My husband and I recently attended a local screening of the five Oscar nominees for Best Documentary Short Film. As expected they were woke as hell, since Hollywood wants nothing more than to be seen as committed to diversity, equity and inclusion. A mix of preachy films touching on the plight of poor blacks trapped in poverty, the tough road traveled by gays in America and the lives of two very old Chinese women, the most egregious was called The ABCs of Book Banning that had me doing a slow burn in my seat. Not a documentary, it was a 27-minute commercial for a political point of view.
First off, let's be clear: there are no books BANNED in America --at least not in this century! You can still find any book you want to read, online or in a bookstore or library somewhere. Secondly, no books have been BURNED in this century either. Yet this film blithely shows scores of book jackets and dramatically stamps them as BANNED or RESTRICTED or CHALLENGED! One person says "Banning books is burning books." (Uh, no it isn't.)Elementary school students were restricted from reading Maus, the award-winning opus by Art Spiegelman, not to hide the atrocities of the Holocaust but because of nudity and language. But if their parents had an edition of Maus at home they could read it under the watchful eyes of Mom and Dad. Similarly, the film's snarky narration that accompanied book jackets flashed on-screen lacked any explanation of why, and what age groups were affected.

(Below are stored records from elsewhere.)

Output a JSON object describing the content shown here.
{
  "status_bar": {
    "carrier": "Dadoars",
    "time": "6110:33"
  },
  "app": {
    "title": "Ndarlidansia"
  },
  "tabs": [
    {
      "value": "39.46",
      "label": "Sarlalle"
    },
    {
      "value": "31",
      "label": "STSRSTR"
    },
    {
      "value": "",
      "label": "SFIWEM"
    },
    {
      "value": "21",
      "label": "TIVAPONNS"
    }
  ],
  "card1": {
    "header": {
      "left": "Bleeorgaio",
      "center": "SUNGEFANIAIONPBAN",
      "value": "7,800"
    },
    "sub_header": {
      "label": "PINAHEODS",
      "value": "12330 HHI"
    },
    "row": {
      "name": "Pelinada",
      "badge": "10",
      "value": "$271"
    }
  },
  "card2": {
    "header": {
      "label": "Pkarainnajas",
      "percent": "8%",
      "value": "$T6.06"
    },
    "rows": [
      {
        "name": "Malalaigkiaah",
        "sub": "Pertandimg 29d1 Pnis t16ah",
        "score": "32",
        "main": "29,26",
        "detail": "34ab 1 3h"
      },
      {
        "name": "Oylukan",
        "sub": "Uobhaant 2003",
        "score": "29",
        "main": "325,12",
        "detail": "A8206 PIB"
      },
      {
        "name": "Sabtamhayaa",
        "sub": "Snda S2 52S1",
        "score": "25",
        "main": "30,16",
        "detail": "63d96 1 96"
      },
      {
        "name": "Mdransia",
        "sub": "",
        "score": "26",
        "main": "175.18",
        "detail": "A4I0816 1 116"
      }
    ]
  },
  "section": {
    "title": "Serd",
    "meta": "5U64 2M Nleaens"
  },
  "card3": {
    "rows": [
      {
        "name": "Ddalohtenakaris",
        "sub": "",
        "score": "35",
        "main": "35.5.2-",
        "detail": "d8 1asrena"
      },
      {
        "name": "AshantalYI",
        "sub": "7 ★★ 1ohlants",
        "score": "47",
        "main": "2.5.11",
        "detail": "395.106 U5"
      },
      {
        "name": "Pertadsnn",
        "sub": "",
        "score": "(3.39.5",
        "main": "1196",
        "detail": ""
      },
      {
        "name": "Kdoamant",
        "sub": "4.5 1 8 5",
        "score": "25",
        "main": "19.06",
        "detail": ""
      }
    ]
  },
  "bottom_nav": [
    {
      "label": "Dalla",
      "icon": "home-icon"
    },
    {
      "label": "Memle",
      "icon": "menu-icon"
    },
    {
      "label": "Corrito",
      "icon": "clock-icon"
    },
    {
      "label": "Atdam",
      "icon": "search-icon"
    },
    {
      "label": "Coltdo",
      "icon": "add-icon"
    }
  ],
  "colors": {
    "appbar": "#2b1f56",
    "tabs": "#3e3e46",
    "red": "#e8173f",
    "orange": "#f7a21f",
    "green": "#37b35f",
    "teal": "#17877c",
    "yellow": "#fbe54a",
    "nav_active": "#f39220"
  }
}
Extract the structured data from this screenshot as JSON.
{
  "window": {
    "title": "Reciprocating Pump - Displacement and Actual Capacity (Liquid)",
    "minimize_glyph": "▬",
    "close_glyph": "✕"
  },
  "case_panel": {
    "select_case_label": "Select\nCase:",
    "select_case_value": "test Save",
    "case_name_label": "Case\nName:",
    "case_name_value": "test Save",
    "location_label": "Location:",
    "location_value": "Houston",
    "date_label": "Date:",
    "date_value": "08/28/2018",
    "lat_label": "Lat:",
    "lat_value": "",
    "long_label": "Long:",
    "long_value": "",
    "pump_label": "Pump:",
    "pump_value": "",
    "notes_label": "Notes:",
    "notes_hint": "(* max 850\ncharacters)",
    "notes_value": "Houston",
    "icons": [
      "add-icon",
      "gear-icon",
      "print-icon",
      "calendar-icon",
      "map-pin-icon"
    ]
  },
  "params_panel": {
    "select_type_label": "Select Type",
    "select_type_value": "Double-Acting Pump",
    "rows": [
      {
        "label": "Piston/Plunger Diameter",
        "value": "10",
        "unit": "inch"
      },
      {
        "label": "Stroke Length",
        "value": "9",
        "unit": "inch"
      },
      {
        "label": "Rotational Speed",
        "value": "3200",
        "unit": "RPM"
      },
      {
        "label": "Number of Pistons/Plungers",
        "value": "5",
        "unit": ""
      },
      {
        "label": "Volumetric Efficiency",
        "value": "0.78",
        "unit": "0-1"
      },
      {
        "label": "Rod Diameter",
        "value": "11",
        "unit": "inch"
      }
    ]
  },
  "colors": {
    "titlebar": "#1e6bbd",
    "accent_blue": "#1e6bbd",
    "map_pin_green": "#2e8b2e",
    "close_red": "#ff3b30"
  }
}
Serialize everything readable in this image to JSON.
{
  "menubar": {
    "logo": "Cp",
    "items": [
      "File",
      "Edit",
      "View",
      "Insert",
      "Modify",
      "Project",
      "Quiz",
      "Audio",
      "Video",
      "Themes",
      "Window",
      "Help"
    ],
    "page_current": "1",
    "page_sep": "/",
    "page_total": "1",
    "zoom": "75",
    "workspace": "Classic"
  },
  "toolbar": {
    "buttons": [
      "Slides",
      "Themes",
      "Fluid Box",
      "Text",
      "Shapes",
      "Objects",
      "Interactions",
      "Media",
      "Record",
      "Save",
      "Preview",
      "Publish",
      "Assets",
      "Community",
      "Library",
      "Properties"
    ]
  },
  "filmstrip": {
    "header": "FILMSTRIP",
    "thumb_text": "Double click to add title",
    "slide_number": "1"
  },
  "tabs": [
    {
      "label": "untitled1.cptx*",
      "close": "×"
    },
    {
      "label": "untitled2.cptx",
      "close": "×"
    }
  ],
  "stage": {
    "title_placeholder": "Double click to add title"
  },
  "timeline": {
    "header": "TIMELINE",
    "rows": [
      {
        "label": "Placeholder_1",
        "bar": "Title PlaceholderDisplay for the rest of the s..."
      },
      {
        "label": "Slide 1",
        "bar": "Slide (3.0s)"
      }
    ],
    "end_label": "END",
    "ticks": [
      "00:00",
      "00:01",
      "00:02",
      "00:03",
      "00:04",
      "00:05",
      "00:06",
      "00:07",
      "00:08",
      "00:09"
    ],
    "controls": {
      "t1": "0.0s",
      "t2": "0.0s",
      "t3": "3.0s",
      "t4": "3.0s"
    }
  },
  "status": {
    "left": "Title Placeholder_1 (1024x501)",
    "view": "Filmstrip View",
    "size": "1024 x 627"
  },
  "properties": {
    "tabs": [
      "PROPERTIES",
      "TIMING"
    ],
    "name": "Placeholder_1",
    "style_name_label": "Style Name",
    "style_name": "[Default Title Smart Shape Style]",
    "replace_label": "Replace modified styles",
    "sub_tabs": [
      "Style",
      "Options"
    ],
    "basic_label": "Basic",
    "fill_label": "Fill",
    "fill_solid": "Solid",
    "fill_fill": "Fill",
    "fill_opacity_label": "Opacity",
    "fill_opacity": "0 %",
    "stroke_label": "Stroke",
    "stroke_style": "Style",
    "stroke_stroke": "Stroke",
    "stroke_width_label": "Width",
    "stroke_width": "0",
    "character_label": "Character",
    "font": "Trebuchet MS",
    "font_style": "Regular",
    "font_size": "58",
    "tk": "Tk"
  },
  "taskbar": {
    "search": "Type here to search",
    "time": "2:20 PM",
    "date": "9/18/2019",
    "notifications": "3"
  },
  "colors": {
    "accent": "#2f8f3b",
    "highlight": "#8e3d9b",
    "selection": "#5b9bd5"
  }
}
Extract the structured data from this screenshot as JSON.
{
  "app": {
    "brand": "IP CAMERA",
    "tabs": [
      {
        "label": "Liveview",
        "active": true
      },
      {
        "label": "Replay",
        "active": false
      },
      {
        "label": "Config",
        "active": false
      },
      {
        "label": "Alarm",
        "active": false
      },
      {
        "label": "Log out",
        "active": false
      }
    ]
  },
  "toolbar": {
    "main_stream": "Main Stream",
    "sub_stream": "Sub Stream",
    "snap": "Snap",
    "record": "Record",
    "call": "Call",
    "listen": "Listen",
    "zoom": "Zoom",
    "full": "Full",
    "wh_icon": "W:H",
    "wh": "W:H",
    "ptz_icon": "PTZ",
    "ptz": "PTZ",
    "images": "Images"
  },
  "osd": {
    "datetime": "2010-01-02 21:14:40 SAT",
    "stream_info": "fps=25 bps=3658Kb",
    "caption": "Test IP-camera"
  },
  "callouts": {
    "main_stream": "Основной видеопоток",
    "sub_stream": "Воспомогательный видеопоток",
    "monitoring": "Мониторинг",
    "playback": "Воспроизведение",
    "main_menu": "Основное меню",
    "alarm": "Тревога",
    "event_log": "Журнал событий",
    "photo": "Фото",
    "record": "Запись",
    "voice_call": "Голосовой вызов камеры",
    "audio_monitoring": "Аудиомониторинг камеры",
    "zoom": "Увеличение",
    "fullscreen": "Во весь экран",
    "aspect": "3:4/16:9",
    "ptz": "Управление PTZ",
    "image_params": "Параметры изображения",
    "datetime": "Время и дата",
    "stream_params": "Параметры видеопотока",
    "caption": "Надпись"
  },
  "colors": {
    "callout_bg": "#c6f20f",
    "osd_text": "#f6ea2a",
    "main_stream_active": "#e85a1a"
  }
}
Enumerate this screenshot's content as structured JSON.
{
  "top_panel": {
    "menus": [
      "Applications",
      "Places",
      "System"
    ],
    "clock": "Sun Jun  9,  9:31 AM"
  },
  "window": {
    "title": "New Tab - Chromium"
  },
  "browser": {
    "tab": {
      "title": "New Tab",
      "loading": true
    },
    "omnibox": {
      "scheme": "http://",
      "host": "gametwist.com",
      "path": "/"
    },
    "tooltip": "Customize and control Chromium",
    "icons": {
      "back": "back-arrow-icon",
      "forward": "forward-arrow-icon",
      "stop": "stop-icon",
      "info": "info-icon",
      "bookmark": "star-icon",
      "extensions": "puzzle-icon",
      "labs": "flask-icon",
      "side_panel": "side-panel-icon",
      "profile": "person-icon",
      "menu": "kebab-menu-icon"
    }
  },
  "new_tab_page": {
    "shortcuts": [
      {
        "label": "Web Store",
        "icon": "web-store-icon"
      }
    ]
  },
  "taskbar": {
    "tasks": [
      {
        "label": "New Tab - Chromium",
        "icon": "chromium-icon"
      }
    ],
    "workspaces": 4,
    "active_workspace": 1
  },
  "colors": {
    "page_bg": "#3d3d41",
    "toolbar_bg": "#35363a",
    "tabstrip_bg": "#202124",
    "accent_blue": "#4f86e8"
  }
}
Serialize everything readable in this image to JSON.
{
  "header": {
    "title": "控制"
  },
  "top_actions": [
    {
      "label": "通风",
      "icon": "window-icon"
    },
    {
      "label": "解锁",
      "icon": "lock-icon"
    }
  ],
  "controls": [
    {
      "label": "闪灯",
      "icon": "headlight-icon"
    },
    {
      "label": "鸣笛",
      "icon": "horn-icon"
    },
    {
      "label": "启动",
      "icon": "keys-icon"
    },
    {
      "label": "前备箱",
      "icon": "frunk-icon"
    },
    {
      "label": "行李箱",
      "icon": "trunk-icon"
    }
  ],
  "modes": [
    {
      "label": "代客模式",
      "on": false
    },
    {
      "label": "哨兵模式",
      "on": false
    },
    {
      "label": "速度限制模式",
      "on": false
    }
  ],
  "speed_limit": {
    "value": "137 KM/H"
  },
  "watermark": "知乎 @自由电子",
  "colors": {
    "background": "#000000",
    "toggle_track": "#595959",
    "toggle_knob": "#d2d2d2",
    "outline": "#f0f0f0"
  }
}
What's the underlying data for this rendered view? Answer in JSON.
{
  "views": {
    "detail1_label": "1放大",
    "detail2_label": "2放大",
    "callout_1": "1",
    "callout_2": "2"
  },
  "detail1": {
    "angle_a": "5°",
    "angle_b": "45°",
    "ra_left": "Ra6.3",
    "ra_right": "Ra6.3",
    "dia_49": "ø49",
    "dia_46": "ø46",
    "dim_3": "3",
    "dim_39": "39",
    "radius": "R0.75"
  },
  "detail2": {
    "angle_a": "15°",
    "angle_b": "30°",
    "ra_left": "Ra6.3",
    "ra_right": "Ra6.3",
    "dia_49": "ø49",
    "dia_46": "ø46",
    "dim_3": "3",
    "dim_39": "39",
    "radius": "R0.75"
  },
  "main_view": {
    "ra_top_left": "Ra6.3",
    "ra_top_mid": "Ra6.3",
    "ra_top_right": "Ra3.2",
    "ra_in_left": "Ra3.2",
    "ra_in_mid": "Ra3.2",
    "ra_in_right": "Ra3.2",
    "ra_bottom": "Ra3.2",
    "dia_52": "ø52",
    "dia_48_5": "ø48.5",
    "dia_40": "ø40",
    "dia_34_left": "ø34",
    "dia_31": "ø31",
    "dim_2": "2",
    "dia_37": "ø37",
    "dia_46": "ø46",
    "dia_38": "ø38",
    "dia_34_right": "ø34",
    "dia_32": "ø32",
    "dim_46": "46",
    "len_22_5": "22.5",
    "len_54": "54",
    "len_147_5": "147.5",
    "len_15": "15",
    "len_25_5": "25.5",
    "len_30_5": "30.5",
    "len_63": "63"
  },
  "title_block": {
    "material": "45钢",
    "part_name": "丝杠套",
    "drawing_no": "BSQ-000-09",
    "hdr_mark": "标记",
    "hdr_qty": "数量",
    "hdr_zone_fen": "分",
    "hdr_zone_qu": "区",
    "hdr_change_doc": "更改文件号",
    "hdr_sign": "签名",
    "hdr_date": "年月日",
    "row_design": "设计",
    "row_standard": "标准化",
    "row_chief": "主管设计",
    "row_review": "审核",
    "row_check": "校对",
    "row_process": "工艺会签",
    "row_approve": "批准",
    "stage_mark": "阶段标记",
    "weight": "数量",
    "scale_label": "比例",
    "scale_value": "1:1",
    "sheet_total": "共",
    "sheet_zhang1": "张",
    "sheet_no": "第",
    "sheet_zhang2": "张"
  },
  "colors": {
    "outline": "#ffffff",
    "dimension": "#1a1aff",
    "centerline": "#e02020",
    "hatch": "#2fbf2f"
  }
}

Also BANNED was Toni Morrison's The Bluest Eye. Doing some digging when I got home, I learned that "the moral issues explored are extremely mature and include incest, rape, sexual dysfunction, racism and prostitution." How nice for the tots. And hey -- don't parents have some authority over what their young ones are exposed to?
This film, boring from start to finish, is an embarrassing display of manipulative, exaggerated over-reach and groupthink by the rabid leftists -- so what else is new? My money is on it winning the Oscar.